We operate in accordance with the UK Corporate Governance Code published by the Financial Reporting Council. Greggs’ governance structure is centred on a Board of Directors with diverse experience and a balance of independent Non-Executive and Executive Directors.
The culture within the Company of openness, challenge and debate is one which we embrace, and the size of the Board facilitates this. Each of the Non-Executive Directors serves on each of the three main Board Committees, and is able to take account of the relationship between the work of the Committees.
This approach, coupled with our commitment to operating responsibly, supports us in maintaining the trust of our shareholders and key stakeholders, as well as providing a strong overarching structure for key decision making within the business.
All Directors are invited to attend the Audit Committee, and the Chief Executive attends the Remuneration and Nominations Committees. In addition, the Non-Executive Directors meet formally twice each year and from time to time, as required.
The Board has a policy on the separation of the roles of the Chair and the Chief Executive. The Chair sets the agenda for Board meetings in accordance with a specific Schedule of Matters Reserved policy (which is reviewed and approved annually), and ensures that the Board is supplied, in a timely manner, with information in a form and of a quality appropriate to enable it to discharge its duties.
The Board considers that it effectively leads and controls the Company. All Directors take decisions objectively and in the interests of the Company. The Non-Executive Directors scrutinise the performance of management in meeting agreed goals and objectives and monitor the reporting of performance. All Directors receive induction training on joining the Board and regularly update and refresh their knowledge through reading, attendance on relevant courses and/or activities outside the Company.
As part of the process of maintaining an awareness of the Company’s activities and assessing the ability of the management team, members of the senior management team are invited to attend Board meetings and/or to present papers to the Board. This process also affords senior managers the opportunity to bring matters to the attention of the Board.

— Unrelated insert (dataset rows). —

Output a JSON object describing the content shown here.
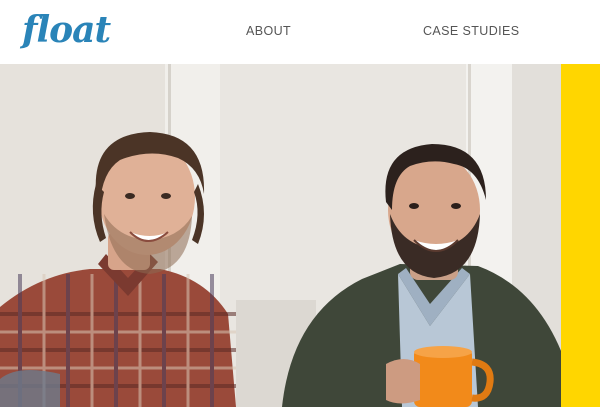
{
  "brand": {
    "logo_text": "float",
    "color": "#2a84b8"
  },
  "nav": {
    "items": [
      {
        "label": "ABOUT"
      },
      {
        "label": "CASE STUDIES"
      }
    ]
  },
  "hero": {
    "accent_color": "#ffd600",
    "image_subject": "two smiling men, one in a plaid shirt and one holding an orange mug"
  }
}
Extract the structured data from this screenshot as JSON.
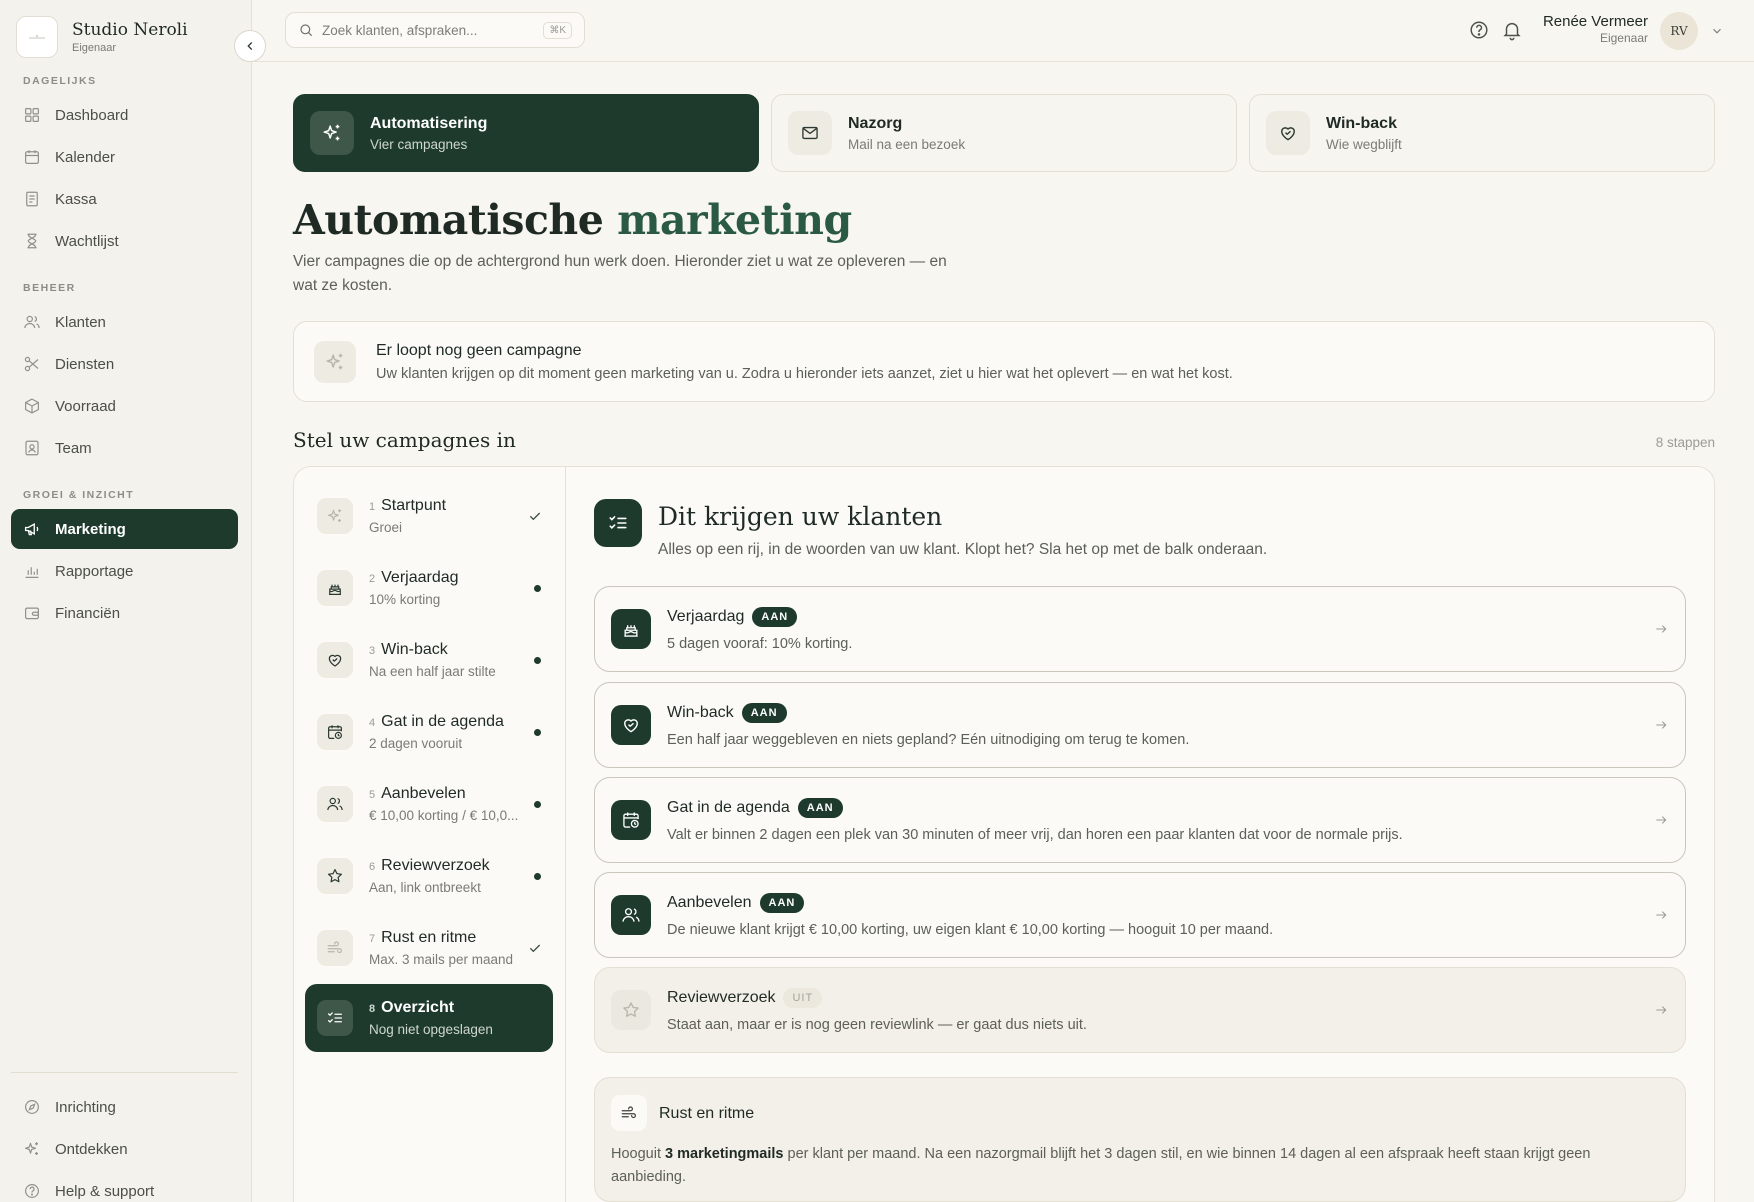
{
  "sidebar": {
    "brand_name": "Studio Neroli",
    "brand_role": "Eigenaar",
    "sections": [
      "DAGELIJKS",
      "BEHEER",
      "GROEI & INZICHT"
    ],
    "items": [
      {
        "label": "Dashboard",
        "icon": "grid-icon"
      },
      {
        "label": "Kalender",
        "icon": "calendar-icon"
      },
      {
        "label": "Kassa",
        "icon": "receipt-icon"
      },
      {
        "label": "Wachtlijst",
        "icon": "hourglass-icon"
      },
      {
        "label": "Klanten",
        "icon": "users-icon"
      },
      {
        "label": "Diensten",
        "icon": "scissors-icon"
      },
      {
        "label": "Voorraad",
        "icon": "box-icon"
      },
      {
        "label": "Team",
        "icon": "id-badge-icon"
      },
      {
        "label": "Marketing",
        "icon": "megaphone-icon"
      },
      {
        "label": "Rapportage",
        "icon": "bar-chart-icon"
      },
      {
        "label": "Financiën",
        "icon": "wallet-icon"
      },
      {
        "label": "Inrichting",
        "icon": "compass-icon"
      },
      {
        "label": "Ontdekken",
        "icon": "sparkles-icon"
      },
      {
        "label": "Help & support",
        "icon": "help-circle-icon"
      }
    ],
    "active_item": "Marketing"
  },
  "topbar": {
    "search_placeholder": "Zoek klanten, afspraken...",
    "search_shortcut": "⌘K",
    "user_name": "Renée Vermeer",
    "user_role": "Eigenaar",
    "avatar_initials": "RV"
  },
  "tabs": [
    {
      "title": "Automatisering",
      "sub": "Vier campagnes",
      "icon": "sparkles-icon",
      "active": true
    },
    {
      "title": "Nazorg",
      "sub": "Mail na een bezoek",
      "icon": "mail-icon",
      "active": false
    },
    {
      "title": "Win-back",
      "sub": "Wie wegblijft",
      "icon": "heart-handshake-icon",
      "active": false
    }
  ],
  "page": {
    "title_main": "Automatische",
    "title_accent": "marketing",
    "description": "Vier campagnes die op de achtergrond hun werk doen. Hieronder ziet u wat ze opleveren — en wat ze kosten."
  },
  "notice": {
    "title": "Er loopt nog geen campagne",
    "text": "Uw klanten krijgen op dit moment geen marketing van u. Zodra u hieronder iets aanzet, ziet u hier wat het oplevert — en wat het kost."
  },
  "setup": {
    "title": "Stel uw campagnes in",
    "steps_count": "8 stappen",
    "steps": [
      {
        "num": "1",
        "title": "Startpunt",
        "sub": "Groei",
        "status": "check",
        "icon": "sparkles-icon"
      },
      {
        "num": "2",
        "title": "Verjaardag",
        "sub": "10% korting",
        "status": "dot",
        "icon": "cake-icon"
      },
      {
        "num": "3",
        "title": "Win-back",
        "sub": "Na een half jaar stilte",
        "status": "dot",
        "icon": "heart-handshake-icon"
      },
      {
        "num": "4",
        "title": "Gat in de agenda",
        "sub": "2 dagen vooruit",
        "status": "dot",
        "icon": "calendar-clock-icon"
      },
      {
        "num": "5",
        "title": "Aanbevelen",
        "sub": "€ 10,00 korting / € 10,0...",
        "status": "dot",
        "icon": "users-icon"
      },
      {
        "num": "6",
        "title": "Reviewverzoek",
        "sub": "Aan, link ontbreekt",
        "status": "dot",
        "icon": "star-icon"
      },
      {
        "num": "7",
        "title": "Rust en ritme",
        "sub": "Max. 3 mails per maand",
        "status": "check",
        "icon": "wind-icon"
      },
      {
        "num": "8",
        "title": "Overzicht",
        "sub": "Nog niet opgeslagen",
        "status": "none",
        "icon": "list-checks-icon"
      }
    ]
  },
  "detail": {
    "title": "Dit krijgen uw klanten",
    "sub": "Alles op een rij, in de woorden van uw klant. Klopt het? Sla het op met de balk onderaan.",
    "campaigns": [
      {
        "title": "Verjaardag",
        "badge": "AAN",
        "desc": "5 dagen vooraf: 10% korting.",
        "icon": "cake-icon",
        "on": true
      },
      {
        "title": "Win-back",
        "badge": "AAN",
        "desc": "Een half jaar weggebleven en niets gepland? Eén uitnodiging om terug te komen.",
        "icon": "heart-handshake-icon",
        "on": true
      },
      {
        "title": "Gat in de agenda",
        "badge": "AAN",
        "desc": "Valt er binnen 2 dagen een plek van 30 minuten of meer vrij, dan horen een paar klanten dat voor de normale prijs.",
        "icon": "calendar-clock-icon",
        "on": true
      },
      {
        "title": "Aanbevelen",
        "badge": "AAN",
        "desc": "De nieuwe klant krijgt € 10,00 korting, uw eigen klant € 10,00 korting — hooguit 10 per maand.",
        "icon": "users-icon",
        "on": true
      },
      {
        "title": "Reviewverzoek",
        "badge": "UIT",
        "desc": "Staat aan, maar er is nog geen reviewlink — er gaat dus niets uit.",
        "icon": "star-icon",
        "on": false
      }
    ],
    "rhythm": {
      "title": "Rust en ritme",
      "text_pre": "Hooguit ",
      "text_bold": "3 marketingmails",
      "text_post": " per klant per maand. Na een nazorgmail blijft het 3 dagen stil, en wie binnen 14 dagen al een afspraak heeft staan krijgt geen aanbieding."
    }
  }
}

The Board sets itself a Rolling Agenda, which facilitates agenda planning for scheduled meetings across the year. In this way the Board monitors its activities and ensures that it is operating effectively. Standing items include progress with strategic objectives, financial and operational performance, health and safety and food safety, and governance developments.
The Board delegates some of its activities to the following Committees, each of which has written terms of reference which can be found in the Company Documents section below. The Company Secretary acts as secretary to and is in attendance at each of these Committees, and each of the Committees is provided with sufficient resources to undertake its duties.
The Audit Committee
Plays an important part in the governance of the Company with its principal activities focused on the integrity of financial reporting, quality and effectiveness of internal and external audit, risk management and the system of internal control. It currently consists of four independent Non-Executive Directors: Kate Ferry (Chair), Lynne Weedall, Nigel Mills and Mohamed Elsarky.
In 2022, the Committee met four times and a fuller report on its activities is set out in the 2022 Annual Report.
The Remuneration Committee
Currently consists of four independent Non-Executive Directors: Lynne Weedall (Chair), Nigel Mills, Kate Ferry and Mohamed Elsarky. The Committee's main duties (which it discharged during the year) are contained within the Directors' Remuneration Report in the 2022 Annual Report. This includes the Board's policy on remuneration. A separate Executive Director committee, after discussion with the Chair, sets the fees for the Non-Executive Directors so as to ensure that no Director is involved in setting his or her own remuneration.
The Nominations Committee
Currently comprises Matt Davies - Chair, and all of the Non-Executive Directors. The Committee's main functions (which it discharged during the year) are to review the balance and constitution of the Board; to advise the Board as to whether Directors should be nominated for re-election by the members; and to approve and manage the process for setting the specification for all Board appointments, identifying candidates who meet that specification and making recommendations to the Board on the basis of merit and compliance with objective criteria in respect of all new Board appointments.
In recruiting additional Directors, the Nominations Committee defines the role and uses external consultants to assist in identifying suitable candidates from which the Committee selects a short list and conducts interviews. The final candidate is then subject to formal recommendation by the Committee and approval by the Board.
In this section you will find the terms of reference for each of the Board committees, the Operating Board and the Risk Committee.
SECTION 430(2B) COMPANIES ACT 2006 DISCLOSURES
No further payments are due to Helena Ganczakowski following her stepping down from the Board on 17 May 2023. Helena has received her fees to date, as set out in the Directors’ Remuneration Report section of the 2022 Annual Report and Accounts.
No further payments are due to Sandra Turner following her stepping down from the Board on 17 May 2023. Sandra has received her fees to date, as set out in the Directors’ Remuneration Report section of the 2022 Annual Report and Accounts.